Wednesday, January 17, 2007

Types of Airplane

Gliders

Gliders or sailplanes are aircraft designed for unpowered flight. Most gliders are intended for use in the sport of gliding and have high aerodynamic efficiency: lift-to-drag ratios may exceed 70 to 1. The energy for sustained gliding flight must be obtained through the skillful exploitation of naturally occurring air movements in the atmosphere. Glider flights of thousands of kilometres at average speeds over two-hundred kilometres per hour have been achieved.

Military gliders have been used in war for delivery of assault troops, and specialized gliders have been used in atmospheric and aerodynamic research. Motor gliders equipped with engines (often retractable), some capable of self-launching, are becoming increasingly common.

Propeller aircraft

Smaller and older propeller aircraft make use of reciprocating internal combustion engines that turns a propeller to create thrust. They are quieter than jet aircraft, but they fly at lower speeds, and have lower load capacity compared to similar sized jet powered aircraft. However, they are significantly cheaper and much more economical than jets, and are generally the best option for people who need to transport a few passengers and/or small amounts of cargo. They are also the aircraft of choice for pilots who wish to own an aircraft.

Turboprop aircraft are a halfway point between propeller and jet: they use a turbine engine similar to a jet to turn propellers. These aircraft are popular with commuter and regional airlines, as they tend to be more economical on shorter journeys.

Jet aircraft

Jet aircraft make use of turbines for the creation of thrust. These engines are much more powerful than a reciprocating engine. As a consequence, they have greater weight capacity and fly faster than propeller driven aircraft. One drawback, however, is that they are noisy; this makes jet aircraft a source of noise pollution. However, turbofan jet engines are quieter, and they have seen widespread usage partly for that reason.
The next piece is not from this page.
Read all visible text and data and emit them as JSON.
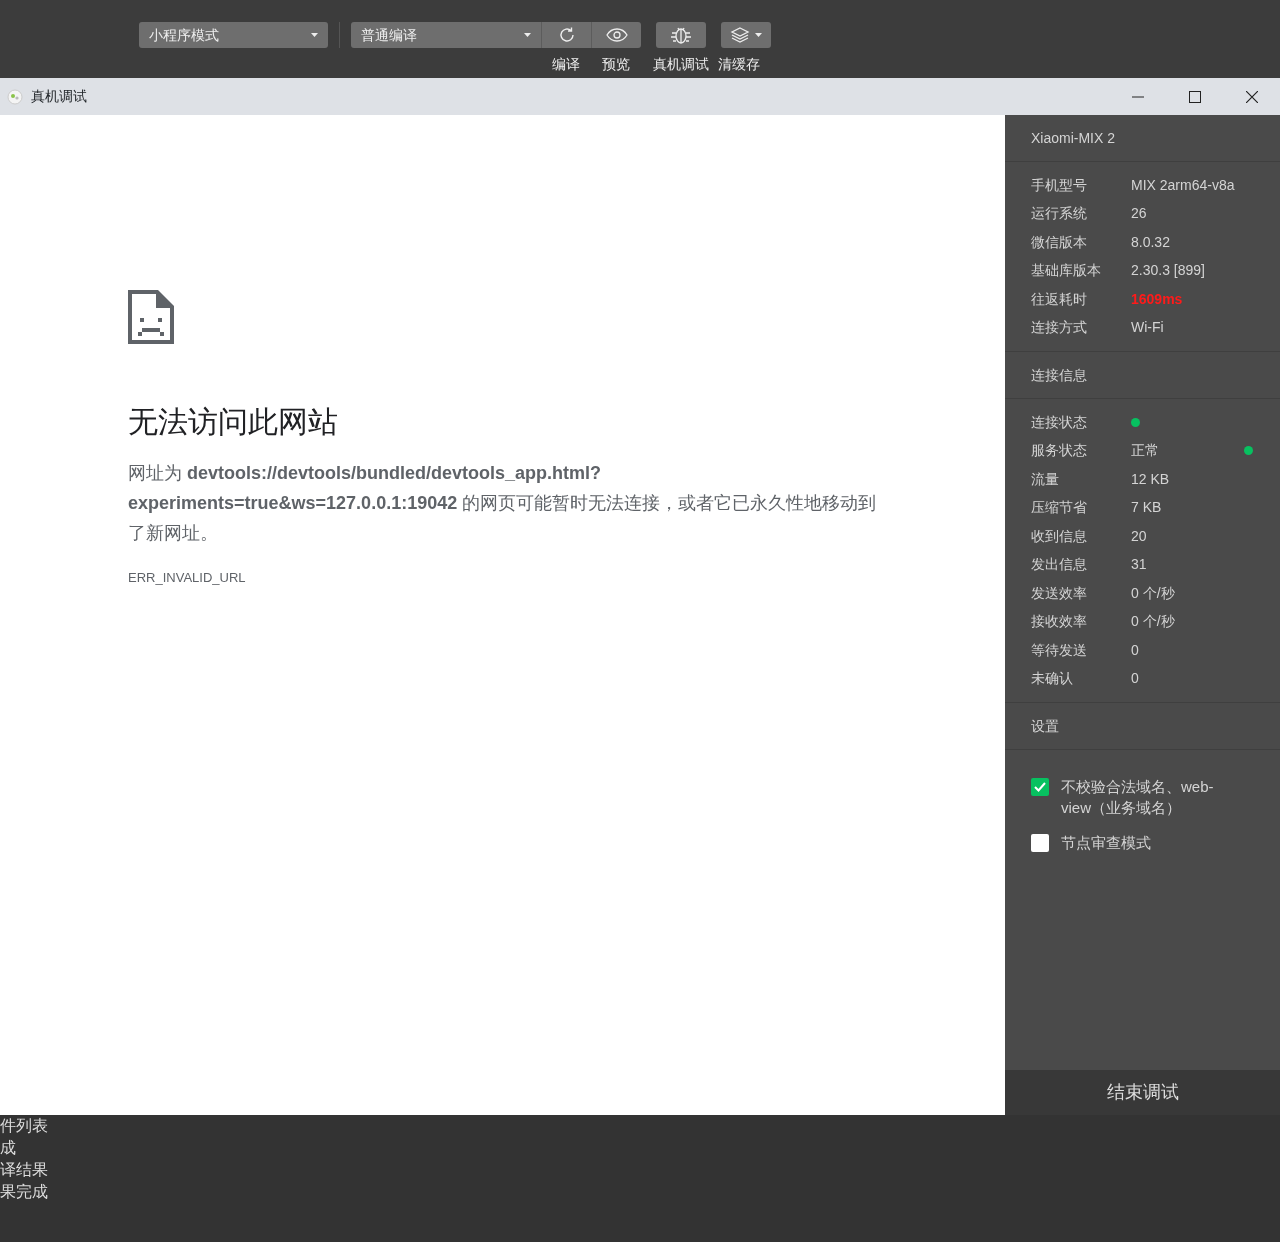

The jet aircraft was developed in England and Germany in 1931. The first jet was the Heinkel He 178, which was tested at Germany's Marienehe Airfield in 1939. In 1943 the Messerschmitt Me 262, the first jet fighter aircraft, went into service in the German Luftwaffe. In the early 1950s, only a few years after the first jet was produced in large numbers, the De Havilland Comet became the world's first jet airliner, but was removed from service due to structural inadequacies discovered after numerous pressurization and depressurization cycles.

Airplanes

A fixed-wing aircraft (commonly called airplane in North America (U.S. and Canada) and aeroplane in Commonwealth countries (other than Canada) and Ireland, from Greek: aéros- "air" and -planos "wandering" — often shortened to just plane in both cases) is a heavier-than-air craft where movement of the wings in relation to the aircraft is not used to generate lift. The term is used to distinguish from rotary-wing aircraft, where the movement of the lift surfaces relative to the aircraft generates lift. A rarer type of aircraft that is neither fixed-wing nor rotary-wing is an ornithopter. A heliplane is both fixed-wing and rotary-wing.

Airplane include a large range of craft from small trainers and recreational aircraft to large airliners and military cargo aircraft. Some aircraft use fixed wings to provide lift only part of the time and may or may not be referred to as fixed-wing.

The term also embraces aircraft with folding wings that are intended to fold when on the ground. This is usually to ease storage or facilitate transport on, for example, a vehicle trailer or the powered lift connecting the hangar deck of an aircraft carrier to its flight deck. It also embraces "variable geometry" aircraft, such as the General Dynamics F-111, Grumman F-14 Tomcat and the Panavia Tornado, which can vary the sweep angle of their wings during flight. There are also rare examples of aircraft which can vary the angle of incidence of their wings in flight, such the F-8 Crusader, which are also considered to be "fixed-wing".